South African Battle: 30 September 1901
Battle of Moedwil, huge initial losses for the British
In his book ‘De la Rey – Lion of the West’, Johannes Meintjies writes “One British Commander after the other was sent to round up de la Rey, in vain and with great losses, as Methuen, Babington, Dixon, Clements, Cunningham and others knew to their cost.”
Boer General de la Rey had been active in the Zeerust area for the better part of September 1901, but with two British columns under Colonels Kekewich and Fetherstonhaugh close on his trail, de la Rey moved closer to Rustenburg.
On 22 September 1901, Colonel Kekewich marched his column through the Megato’s Nek scouting for Boers along the Elands River. On the afternoon of 29 September he arrived at Moedwil Farm which was situated on the Selons River, about 25 km west of Rustenburg.
Kekewich had on the previous day sent his supply column with an escort, to Megato’s Nek to replenish his depleted supplies. Having chosen this site, the 800 men under his command bivouacked for the night. Together with the men he had three guns from the 28th Royal Field Artillery and a Vickers machine gun.
Kekewich’s week of scouting had not made contact with any Boers and they therefore believed that there were no Boers in the vicinity. The camp site chosen, according to one source, was not ideally suited as it was clearly visible on the skyline. Together with this was the fact that there was a steep dry river embankment to the west of the camp-site. However, in the already referred to book by Meintjies, he (Meintjies) states – “in spite of a good position and far-flung pickets”, so Kekewich’s choice of camp-site might not have been questionable.
Boer General de la Rey had made contact with General Kemp and together they planned an attack on Kekewich’s camp. The Boers were fully aware of the column’s position and size. Just before 5 am on the morning of 30 September Kemp progressed with his attack on the camp. The Yeomanry pickets alerted the British troops about a party of burghers advancing towards their camp. Kemp sent out two outflanking wings to surround the British camp, while the main thrust, which was from the centre, advanced from Selons River. Despite the warning from the pickets, the attack was a complete surprise and many of the horses stampeded leaving the camp-site in turmoil.

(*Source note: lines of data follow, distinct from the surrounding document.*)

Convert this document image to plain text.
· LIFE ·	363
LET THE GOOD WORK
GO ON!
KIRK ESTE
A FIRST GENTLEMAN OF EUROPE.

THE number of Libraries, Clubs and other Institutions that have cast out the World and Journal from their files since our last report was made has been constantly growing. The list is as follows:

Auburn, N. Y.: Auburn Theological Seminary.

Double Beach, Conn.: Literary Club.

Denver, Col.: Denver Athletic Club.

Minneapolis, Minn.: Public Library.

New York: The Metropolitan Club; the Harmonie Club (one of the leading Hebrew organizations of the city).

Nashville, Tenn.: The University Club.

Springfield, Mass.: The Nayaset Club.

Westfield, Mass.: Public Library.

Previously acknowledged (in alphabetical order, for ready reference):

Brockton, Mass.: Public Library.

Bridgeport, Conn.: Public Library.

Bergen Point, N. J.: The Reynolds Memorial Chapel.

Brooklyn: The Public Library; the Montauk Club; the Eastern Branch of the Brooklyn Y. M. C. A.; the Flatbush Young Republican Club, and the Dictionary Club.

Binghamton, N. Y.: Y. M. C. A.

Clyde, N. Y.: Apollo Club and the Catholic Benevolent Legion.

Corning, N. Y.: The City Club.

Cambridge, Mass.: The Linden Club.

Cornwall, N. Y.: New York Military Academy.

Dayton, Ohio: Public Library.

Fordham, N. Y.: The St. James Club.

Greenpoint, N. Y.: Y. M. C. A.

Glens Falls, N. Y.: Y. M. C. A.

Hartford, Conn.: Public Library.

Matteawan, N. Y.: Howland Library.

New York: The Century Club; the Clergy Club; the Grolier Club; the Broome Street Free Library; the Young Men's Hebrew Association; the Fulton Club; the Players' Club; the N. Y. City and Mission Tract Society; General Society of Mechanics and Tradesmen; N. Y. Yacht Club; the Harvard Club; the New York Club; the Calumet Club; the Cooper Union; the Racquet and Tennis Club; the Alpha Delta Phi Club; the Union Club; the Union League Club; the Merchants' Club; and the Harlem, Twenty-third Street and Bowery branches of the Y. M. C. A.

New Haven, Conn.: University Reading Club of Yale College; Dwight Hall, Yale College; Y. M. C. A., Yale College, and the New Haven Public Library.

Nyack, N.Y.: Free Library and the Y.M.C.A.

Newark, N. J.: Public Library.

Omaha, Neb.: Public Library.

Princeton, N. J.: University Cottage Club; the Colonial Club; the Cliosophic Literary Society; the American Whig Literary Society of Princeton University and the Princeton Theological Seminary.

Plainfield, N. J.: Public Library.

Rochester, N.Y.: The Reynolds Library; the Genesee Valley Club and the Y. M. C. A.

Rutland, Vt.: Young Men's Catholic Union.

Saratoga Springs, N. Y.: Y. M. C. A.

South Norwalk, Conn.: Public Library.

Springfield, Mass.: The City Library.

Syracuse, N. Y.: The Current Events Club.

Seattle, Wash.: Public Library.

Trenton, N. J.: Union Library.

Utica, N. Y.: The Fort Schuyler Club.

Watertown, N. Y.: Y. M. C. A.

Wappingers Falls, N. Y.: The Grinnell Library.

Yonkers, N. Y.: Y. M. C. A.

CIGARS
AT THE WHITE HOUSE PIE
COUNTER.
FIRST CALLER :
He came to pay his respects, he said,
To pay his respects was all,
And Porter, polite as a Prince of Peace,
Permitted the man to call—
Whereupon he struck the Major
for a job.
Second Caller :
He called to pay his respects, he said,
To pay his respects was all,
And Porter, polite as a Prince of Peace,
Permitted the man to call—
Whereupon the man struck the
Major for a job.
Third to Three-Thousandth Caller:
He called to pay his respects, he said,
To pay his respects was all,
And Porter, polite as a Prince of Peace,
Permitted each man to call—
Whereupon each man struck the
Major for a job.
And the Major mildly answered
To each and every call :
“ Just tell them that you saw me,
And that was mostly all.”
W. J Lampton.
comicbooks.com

Dawn was just breaking and it was almost impossible to pick out the Boers. However, the now armed British moved towards the river to confront their attackers. Reports then came through that the Boers were mounting an attack on the rear of the camp.
With huge initial losses the British had to rally every man they could to counter this new attack and a group of orderlies, cooks and batmen were pressed into service. Meintjies goes on to describe the action as follows – “Kekewich at once tried to beat de la Rey’s men back from their position which by this stage had given them command of the camp, for it was impossible to retreat without a disastrous abandonment of stores. Kekewich got his men to close in upon the river bank in order to get to close quarters to drive the Boers out from their commanding position.” Meintjies goes on to say, “More than half the British horses and a large number of their Officers and men had been mown down by the pelting bullets. The British advance was slow, then quickened to a magnificent rush, with the guns coming into action and by 6 am de la Rey’s commando retreated.”
Lionel Wulfsohn in his book ‘Rustenburg at War’ describes the end of the encounter as follows – “At about 6 am the Boers, realising that they were up against extremely tough, brave opponents, heavily outnumbered, and running out of ammunition, began to withdraw in two and threes. As the Times History says, with these seasoned veterans there was no panic or disorder, but the repulse was final.”
The British losses were 61 killed or mortally wounded and 158 wounded, including Kekewich. However over 300 horses and draught animals were lost in the short engagement. The Boer losses were 11 killed and 35 wounded.
As a side-line, Kekewich in a telegram to Lord Kitchener stated – “we fired 67 050 rounds of small arms ammunition”. Wulfsohn in his book summarises – “Taking into consideration that this action only lasted for about 75 minutes, this means that the British rate of fire was approximately 900 rounds a minute.”